En parlant ainsi, elle posa son pied chaussé d'un bas de soie bleuâtre
lamé d'argent sur le flanc de sa biche tachetée, et, tout en prenant sa
chibouque des mains du page, elle le baisa au front avec indolence.
Cette familiarité ne troubla nullement Galeotto, qui semblait tout à
fait dévoué à son rôle d'enfant; mais elle fit monter le sang au visage
du timide Julien.
«Voyons, dit la princesse sans y faire attention; nous avons encore une
heure à attendre l'ouverture du cérémonial; veux-tu nous raconter tes
aventures?
--Hélas! Madame, répondit Julien, il vaudrait mieux m'ordonner de vous
lire un conte des _Mille et une Nuits_ ou un des romanesques épisodes de
Cervantès; ce serait plus amusant pour Votre Altesse que les obscures
souffrances d'un héros aussi vulgaire et d'un conteur aussi médiocre que
je le suis.
--Je crois comprendre ta répugnance, Giuliano, reprit la princesse; tu
crains d'être écouté avec indifférence: tu te trompes; il ne s'agit pas
pour moi de satisfaire une curiosité oisive; je voudrais lire jusqu'au
fond de ton coeur, afin d'éclairer mon amitié sur les moyens de te rendre
heureux. Si tu doutes de l'intérêt avec lequel nous allons t'entendre,
attends que la confiance te vienne. C'est à nous de savoir la mériter.
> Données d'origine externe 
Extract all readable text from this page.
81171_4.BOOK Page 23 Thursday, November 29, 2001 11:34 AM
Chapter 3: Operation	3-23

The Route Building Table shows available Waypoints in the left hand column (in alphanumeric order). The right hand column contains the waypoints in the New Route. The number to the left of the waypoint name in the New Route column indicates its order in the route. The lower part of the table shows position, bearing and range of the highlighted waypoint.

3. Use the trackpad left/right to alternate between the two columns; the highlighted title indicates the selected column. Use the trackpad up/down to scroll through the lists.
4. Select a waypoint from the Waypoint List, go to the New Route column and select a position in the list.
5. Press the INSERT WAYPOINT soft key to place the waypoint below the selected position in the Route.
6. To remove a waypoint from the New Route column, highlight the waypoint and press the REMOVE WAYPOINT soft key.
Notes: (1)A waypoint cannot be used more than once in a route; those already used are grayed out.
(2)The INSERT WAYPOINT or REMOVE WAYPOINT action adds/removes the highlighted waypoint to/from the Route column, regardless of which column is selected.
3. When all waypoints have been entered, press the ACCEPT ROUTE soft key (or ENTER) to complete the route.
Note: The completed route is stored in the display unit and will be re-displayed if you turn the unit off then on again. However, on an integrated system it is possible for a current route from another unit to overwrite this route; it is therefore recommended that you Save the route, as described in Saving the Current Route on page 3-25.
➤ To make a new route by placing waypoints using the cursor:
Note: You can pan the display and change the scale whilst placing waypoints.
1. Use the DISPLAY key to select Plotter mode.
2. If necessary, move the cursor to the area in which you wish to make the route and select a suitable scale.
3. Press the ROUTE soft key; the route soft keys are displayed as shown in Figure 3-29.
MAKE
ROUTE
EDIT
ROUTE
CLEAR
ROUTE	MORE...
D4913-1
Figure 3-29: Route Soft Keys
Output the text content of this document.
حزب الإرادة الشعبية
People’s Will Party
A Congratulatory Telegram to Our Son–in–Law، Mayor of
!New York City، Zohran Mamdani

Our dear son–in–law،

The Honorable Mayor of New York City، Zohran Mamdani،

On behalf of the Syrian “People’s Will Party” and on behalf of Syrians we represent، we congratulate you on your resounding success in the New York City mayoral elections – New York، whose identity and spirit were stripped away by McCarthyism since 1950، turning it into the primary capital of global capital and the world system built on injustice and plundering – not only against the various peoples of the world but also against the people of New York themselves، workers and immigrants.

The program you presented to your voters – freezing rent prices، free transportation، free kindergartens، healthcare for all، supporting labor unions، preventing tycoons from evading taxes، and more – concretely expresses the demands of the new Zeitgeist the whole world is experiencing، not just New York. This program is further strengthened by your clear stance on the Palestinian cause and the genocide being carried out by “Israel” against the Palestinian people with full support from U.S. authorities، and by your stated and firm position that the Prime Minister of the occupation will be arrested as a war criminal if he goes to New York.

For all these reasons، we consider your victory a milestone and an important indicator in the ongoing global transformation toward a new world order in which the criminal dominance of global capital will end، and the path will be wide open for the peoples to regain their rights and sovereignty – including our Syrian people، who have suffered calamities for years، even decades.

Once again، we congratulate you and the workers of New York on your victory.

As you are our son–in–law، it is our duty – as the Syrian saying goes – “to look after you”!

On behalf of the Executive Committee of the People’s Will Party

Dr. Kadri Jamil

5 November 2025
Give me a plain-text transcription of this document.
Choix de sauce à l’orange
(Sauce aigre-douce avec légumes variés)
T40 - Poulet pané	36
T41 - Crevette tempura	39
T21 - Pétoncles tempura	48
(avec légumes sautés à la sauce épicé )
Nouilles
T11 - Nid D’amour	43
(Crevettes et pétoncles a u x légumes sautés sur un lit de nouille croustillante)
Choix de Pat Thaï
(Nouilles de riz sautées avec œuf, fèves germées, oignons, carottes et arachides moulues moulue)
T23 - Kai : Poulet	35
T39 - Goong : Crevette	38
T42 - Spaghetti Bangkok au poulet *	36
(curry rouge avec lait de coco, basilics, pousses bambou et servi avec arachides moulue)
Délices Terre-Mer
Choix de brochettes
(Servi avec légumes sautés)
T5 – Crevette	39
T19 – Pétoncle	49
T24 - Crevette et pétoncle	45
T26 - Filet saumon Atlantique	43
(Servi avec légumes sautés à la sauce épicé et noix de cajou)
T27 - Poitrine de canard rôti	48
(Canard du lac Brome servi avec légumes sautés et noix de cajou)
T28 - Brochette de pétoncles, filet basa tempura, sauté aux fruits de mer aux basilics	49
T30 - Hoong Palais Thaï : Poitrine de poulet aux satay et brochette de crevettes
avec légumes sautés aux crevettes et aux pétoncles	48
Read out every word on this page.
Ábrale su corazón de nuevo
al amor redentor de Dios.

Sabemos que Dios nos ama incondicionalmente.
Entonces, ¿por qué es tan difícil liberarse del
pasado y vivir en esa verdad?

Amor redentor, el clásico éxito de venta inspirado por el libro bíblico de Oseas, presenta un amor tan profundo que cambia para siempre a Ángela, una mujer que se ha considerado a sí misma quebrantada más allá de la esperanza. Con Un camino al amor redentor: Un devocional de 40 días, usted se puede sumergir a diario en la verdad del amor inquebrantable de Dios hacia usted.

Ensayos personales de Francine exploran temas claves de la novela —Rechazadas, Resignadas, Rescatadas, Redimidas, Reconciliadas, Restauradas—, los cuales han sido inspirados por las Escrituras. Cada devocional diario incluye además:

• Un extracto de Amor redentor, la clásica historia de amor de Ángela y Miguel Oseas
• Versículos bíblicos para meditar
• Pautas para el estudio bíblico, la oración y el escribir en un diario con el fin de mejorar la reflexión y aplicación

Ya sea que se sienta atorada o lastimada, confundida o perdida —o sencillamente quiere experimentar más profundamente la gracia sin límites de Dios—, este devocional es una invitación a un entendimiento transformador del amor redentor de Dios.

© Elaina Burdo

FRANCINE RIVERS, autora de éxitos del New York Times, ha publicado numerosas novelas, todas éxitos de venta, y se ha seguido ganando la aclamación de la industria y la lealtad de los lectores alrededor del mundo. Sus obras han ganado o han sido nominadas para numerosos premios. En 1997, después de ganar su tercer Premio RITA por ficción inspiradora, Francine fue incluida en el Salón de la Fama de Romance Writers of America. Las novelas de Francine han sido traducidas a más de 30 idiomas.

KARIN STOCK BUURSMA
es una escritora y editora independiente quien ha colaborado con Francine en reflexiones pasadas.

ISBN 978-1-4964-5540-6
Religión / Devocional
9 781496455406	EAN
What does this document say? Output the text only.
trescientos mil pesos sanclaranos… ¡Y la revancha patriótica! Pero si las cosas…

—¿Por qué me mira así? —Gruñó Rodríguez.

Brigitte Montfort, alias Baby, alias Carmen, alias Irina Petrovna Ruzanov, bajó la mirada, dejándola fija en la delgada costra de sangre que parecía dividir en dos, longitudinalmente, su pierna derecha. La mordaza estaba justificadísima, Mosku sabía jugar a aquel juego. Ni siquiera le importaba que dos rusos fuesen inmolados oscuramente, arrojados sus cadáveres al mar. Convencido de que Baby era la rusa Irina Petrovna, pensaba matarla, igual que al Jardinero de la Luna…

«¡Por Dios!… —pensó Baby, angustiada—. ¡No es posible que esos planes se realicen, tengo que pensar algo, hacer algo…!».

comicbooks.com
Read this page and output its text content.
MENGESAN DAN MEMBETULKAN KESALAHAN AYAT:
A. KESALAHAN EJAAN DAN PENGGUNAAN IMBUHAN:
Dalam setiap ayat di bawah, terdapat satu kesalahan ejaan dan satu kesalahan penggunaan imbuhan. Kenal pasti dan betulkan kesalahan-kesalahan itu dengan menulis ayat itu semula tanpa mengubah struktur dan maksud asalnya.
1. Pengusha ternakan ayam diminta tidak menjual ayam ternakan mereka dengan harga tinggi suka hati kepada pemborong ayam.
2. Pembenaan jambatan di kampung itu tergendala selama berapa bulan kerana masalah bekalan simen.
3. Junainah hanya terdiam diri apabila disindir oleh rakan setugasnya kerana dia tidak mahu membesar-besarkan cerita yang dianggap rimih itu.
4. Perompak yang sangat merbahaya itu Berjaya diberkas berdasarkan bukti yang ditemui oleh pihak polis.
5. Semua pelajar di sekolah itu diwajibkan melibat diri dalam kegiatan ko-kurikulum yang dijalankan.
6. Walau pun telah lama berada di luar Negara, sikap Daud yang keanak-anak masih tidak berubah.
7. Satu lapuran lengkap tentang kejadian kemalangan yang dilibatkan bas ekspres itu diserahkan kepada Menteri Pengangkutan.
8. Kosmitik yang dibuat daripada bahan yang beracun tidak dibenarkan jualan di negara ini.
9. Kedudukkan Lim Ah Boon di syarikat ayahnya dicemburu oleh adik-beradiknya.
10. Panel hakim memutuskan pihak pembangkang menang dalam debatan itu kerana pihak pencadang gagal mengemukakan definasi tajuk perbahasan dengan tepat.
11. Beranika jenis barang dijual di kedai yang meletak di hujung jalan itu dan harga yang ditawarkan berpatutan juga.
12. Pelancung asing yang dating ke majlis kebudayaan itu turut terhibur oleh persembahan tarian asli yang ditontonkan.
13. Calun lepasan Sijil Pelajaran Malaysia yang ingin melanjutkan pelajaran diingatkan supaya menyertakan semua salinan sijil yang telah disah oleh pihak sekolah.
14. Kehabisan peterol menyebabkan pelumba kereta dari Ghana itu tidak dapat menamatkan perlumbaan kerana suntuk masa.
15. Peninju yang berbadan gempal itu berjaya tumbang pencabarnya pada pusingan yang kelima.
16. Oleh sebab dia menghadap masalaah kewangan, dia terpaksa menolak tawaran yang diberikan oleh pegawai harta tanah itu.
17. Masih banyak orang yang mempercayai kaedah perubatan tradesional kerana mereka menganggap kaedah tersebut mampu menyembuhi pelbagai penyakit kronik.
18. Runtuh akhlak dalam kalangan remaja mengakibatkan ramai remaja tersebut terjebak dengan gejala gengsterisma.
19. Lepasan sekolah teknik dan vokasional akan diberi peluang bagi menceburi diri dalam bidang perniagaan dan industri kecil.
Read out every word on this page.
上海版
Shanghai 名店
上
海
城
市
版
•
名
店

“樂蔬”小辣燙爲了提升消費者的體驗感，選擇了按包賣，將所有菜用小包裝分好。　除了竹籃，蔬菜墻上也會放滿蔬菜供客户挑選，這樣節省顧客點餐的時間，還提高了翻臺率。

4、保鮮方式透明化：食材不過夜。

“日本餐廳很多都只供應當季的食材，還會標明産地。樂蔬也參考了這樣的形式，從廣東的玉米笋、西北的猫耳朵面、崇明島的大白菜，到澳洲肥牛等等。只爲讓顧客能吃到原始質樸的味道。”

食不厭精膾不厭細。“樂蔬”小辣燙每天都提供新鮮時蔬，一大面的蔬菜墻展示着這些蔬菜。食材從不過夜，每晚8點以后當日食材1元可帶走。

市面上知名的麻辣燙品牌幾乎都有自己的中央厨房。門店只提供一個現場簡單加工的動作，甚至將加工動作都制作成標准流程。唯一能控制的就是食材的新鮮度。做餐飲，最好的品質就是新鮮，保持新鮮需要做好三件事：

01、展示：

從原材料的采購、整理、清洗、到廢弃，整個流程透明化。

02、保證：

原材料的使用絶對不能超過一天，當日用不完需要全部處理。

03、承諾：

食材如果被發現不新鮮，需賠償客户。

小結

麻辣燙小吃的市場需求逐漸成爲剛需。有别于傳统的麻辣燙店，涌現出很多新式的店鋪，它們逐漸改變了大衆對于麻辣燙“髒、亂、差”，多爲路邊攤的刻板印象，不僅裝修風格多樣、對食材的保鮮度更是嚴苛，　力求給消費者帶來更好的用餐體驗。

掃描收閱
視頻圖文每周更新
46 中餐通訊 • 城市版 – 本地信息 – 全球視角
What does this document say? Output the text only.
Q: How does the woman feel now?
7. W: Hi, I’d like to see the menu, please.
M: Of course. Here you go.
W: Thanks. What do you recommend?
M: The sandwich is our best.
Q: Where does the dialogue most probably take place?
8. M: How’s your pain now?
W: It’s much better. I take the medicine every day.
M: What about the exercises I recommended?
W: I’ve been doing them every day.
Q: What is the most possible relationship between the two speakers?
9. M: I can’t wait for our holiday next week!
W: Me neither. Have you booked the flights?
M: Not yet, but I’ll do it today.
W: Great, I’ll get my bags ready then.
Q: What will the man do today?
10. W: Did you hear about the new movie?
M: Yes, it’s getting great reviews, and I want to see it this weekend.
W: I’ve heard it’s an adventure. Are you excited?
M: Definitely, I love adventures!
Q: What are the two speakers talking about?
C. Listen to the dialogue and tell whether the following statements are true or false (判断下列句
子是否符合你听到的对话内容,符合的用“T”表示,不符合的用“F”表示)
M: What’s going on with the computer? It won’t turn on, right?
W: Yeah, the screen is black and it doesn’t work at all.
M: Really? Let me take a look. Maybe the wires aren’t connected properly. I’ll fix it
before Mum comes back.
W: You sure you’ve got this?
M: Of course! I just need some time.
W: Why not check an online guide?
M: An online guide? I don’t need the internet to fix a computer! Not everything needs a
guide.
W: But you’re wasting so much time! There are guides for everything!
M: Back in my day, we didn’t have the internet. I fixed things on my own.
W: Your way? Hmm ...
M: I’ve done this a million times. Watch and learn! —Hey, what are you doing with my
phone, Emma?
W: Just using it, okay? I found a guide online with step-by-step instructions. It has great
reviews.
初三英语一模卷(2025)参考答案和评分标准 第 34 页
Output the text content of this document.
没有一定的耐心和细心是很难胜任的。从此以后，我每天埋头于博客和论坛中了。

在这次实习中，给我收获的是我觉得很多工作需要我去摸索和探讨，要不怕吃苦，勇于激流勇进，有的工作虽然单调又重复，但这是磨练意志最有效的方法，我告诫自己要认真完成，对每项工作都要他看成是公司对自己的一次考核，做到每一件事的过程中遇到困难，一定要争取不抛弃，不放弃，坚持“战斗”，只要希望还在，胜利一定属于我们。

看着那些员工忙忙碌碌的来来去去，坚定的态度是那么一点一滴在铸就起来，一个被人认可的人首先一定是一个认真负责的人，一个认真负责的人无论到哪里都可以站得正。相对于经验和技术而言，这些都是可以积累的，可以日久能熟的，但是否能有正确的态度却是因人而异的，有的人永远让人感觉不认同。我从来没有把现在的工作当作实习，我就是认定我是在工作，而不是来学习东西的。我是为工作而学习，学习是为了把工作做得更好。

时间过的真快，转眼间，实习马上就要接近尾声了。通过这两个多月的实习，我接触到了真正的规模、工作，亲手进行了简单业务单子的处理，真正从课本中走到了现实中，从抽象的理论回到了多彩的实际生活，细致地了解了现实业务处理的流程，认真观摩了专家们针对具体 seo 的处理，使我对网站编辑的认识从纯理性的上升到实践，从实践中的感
--Je serais un sot et un ingrat, répondit Julien, si je doutais de la
bienveillance de Votre Altesse après les bontés dont elle m'a comblé; je
crois aussi à l'amitié de mon jeune confrère, à la discrétion de la
signora Gina. D'ailleurs il n'y a point de piquants mystères dans mon
histoire, et les malheurs domestiques dont j'ai souffert ne peuvent être
aggravés ni adoucis par la publicité.»
Galeotto prit la main de Julien et le fit asseoir sur le tapis, entre
lui et l'axis favori. Le jeune comte raconta son histoire en ces termes:
«Je suis né en Normandie, de parents nobles, mais ruinés par la
révolution du siècle dernier. Ma mère, en partant pour l'étranger, fut
heureuse de pouvoir confier mon éducation à un prêtre à qui elle avait
rendu d'importants services dans des temps meilleurs, et qui, par
reconnaissance, se chargea de moi. J'avais six ans quand on m'installa
au presbytère dans un riant village de ma patrie. Le curé était encore
jeune, mais c'était un homme austère et fervent comme un chrétien des
anciens jours. Intelligent et instruit, il se plut à étendre le cercle
de mes idées aussi loin qu'il est possible de le faire sans dépasser les
limites sacrées de la foi. Il jugeait toutes les choses humaines avec
sévérité, mais avec calme. Ses principes étaient inflexibles, et
l'extrême pureté de sa conscience lui donnait le droit d'être ferme et
absolu avec les méchants. Il était peu susceptible d'enthousiasme, si ce
n'est lorsqu'il s'agissait de flétrir le vice par des paroles véhémentes
et de repousser l'hypocrite ostentation des faux dévots.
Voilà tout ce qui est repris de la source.